Feignant d'éprouver un quelconque remord, l’homme dressa alors son épée à vingt centimètres au-dessus de la tête de Sulina, déterminée à se montrer combative jusqu'à la dernière seconde.

Son tortionnaire, concentré, ressentait une certaine réticence à mettre un terme à cette vie étalée sur le sol, tant son désir de faire durer ce supplice l’animait. Il fit descendre très lentement son épée à deux centimètres de la nuque de la jeune fille, sans toutefois la blesser. Sa lame effleura alors, comme une caresse sensuelle, le cou de sa victime. Il prenait soin de ne pas compromettre la chair de sa victime en glissant très délicatement son fer le long de son dos.

Persuadée d'être prête à en finir, Sulina sentit la chaleur de la panique envahir son corps, cette terreur qui gangrène et vous soumet. L’imminence de la mort devint alors une obsession foudroyante de laquelle il était impossible pour Sulina de se détacher.

Lony se dressait debout, stoïque, dans un coin sombre de la pièce, assistant impassible à la scène qui se déroulait sous ses yeux vides d'amour, de haine ou de compassion.

Lony, celui-là même qui avait grandi aux côtés de Sulina, sa sœur de cœur, dans cet orphelinat froid et rebutant, théâtre de leur construction respective et de la fusion de leurs âmes, prémisses de l’anéantissement de leur relation. Ce lien pourtant solide s'était développé progressivement depuis leur petite enfance, une enfance chaotique à l'image de l'époque dans laquelle ces enfants, aujourd'hui devenus de jeunes adultes, vivaient.
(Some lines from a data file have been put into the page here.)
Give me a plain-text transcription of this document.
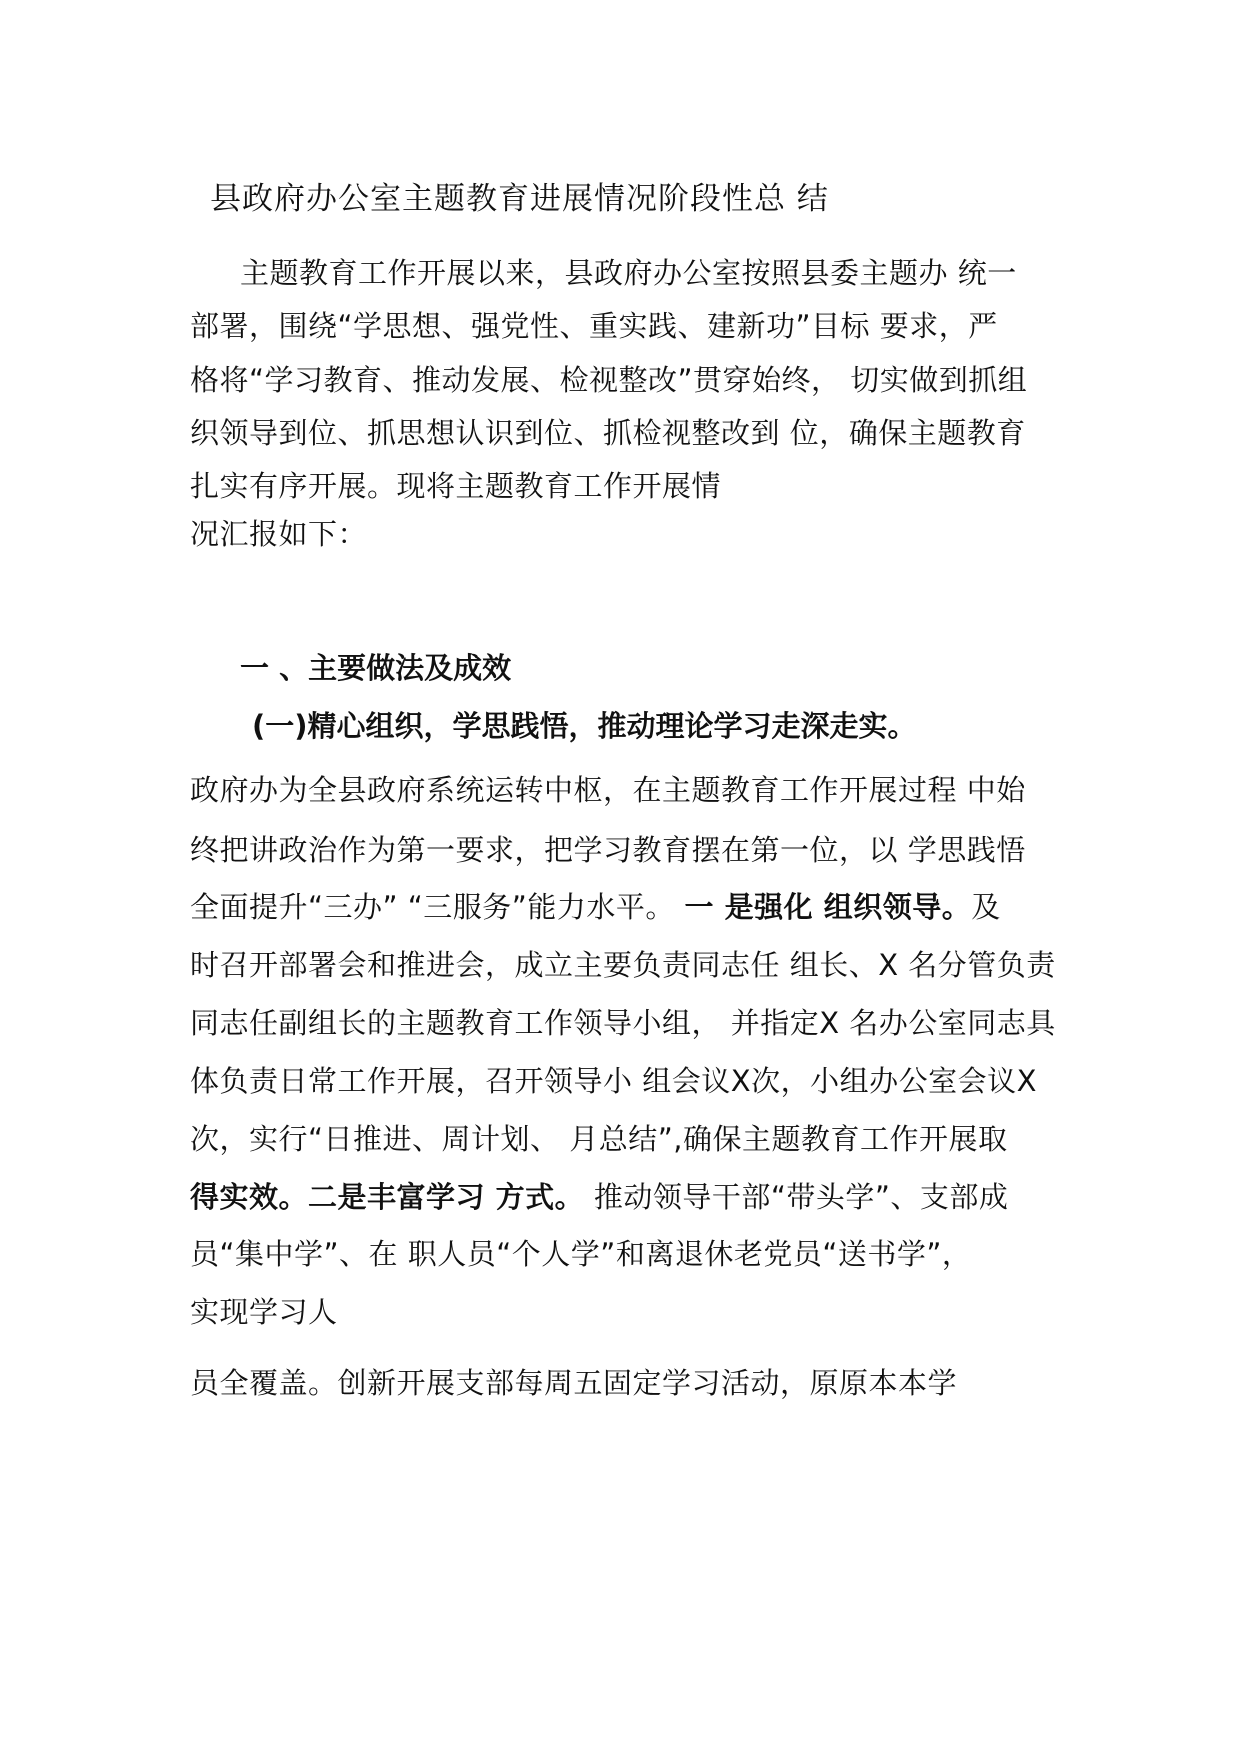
县政府办公室主题教育进展情况阶段性总 结
主题教育工作开展以来，县政府办公室按照县委主题办 统一
部署，围绕“学思想、强党性、重实践、建新功”目标 要求，严
格将“学习教育、推动发展、检视整改”贯穿始终， 切实做到抓组
织领导到位、抓思想认识到位、抓检视整改到 位，确保主题教育
扎实有序开展。现将主题教育工作开展情
况汇报如下：
一 、主要做法及成效
(一)精心组织，学思践悟，推动理论学习走深走实。
政府办为全县政府系统运转中枢，在主题教育工作开展过程 中始
终把讲政治作为第一要求，把学习教育摆在第一位，以 学思践悟
全面提升“三办” “三服务”能力水平。 一 是强化 组织领导。及
时召开部署会和推进会，成立主要负责同志任 组长、X 名分管负责
同志任副组长的主题教育工作领导小组， 并指定X 名办公室同志具
体负责日常工作开展，召开领导小 组会议X次，小组办公室会议X
次，实行“日推进、周计划、 月总结”,确保主题教育工作开展取
得实效。二是丰富学习 方式。 推动领导干部“带头学”、支部成
员“集中学”、在 职人员“个人学”和离退休老党员“送书学”，
实现学习人
员全覆盖。创新开展支部每周五固定学习活动，原原本本学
Sulina, terrassée par la peur, tourna alors péniblement la tête vers celui qu'elle pensait être son plus grand ami et lui lança dans un murmure de détresse : "Sauve-moi...je t'en supplie..."

Lony, figé, les yeux prétendument perdus dans le vague, se tenait droit, une main posée sur son sabre accroché en bandoulière, l'autre tombant le long de sa cuisse. Le frottement incontrôlé de son index sur son majeur semblait trahir une forme de tension mais à ces mots déchirants il ne répondit rien, laissant ainsi le destin prendre sa revanche et transformer à jamais le courant de leurs histoires respectives. Il était désormais loin le temps de la complicité, de cette union forgée entre les murs de l'orphelinat.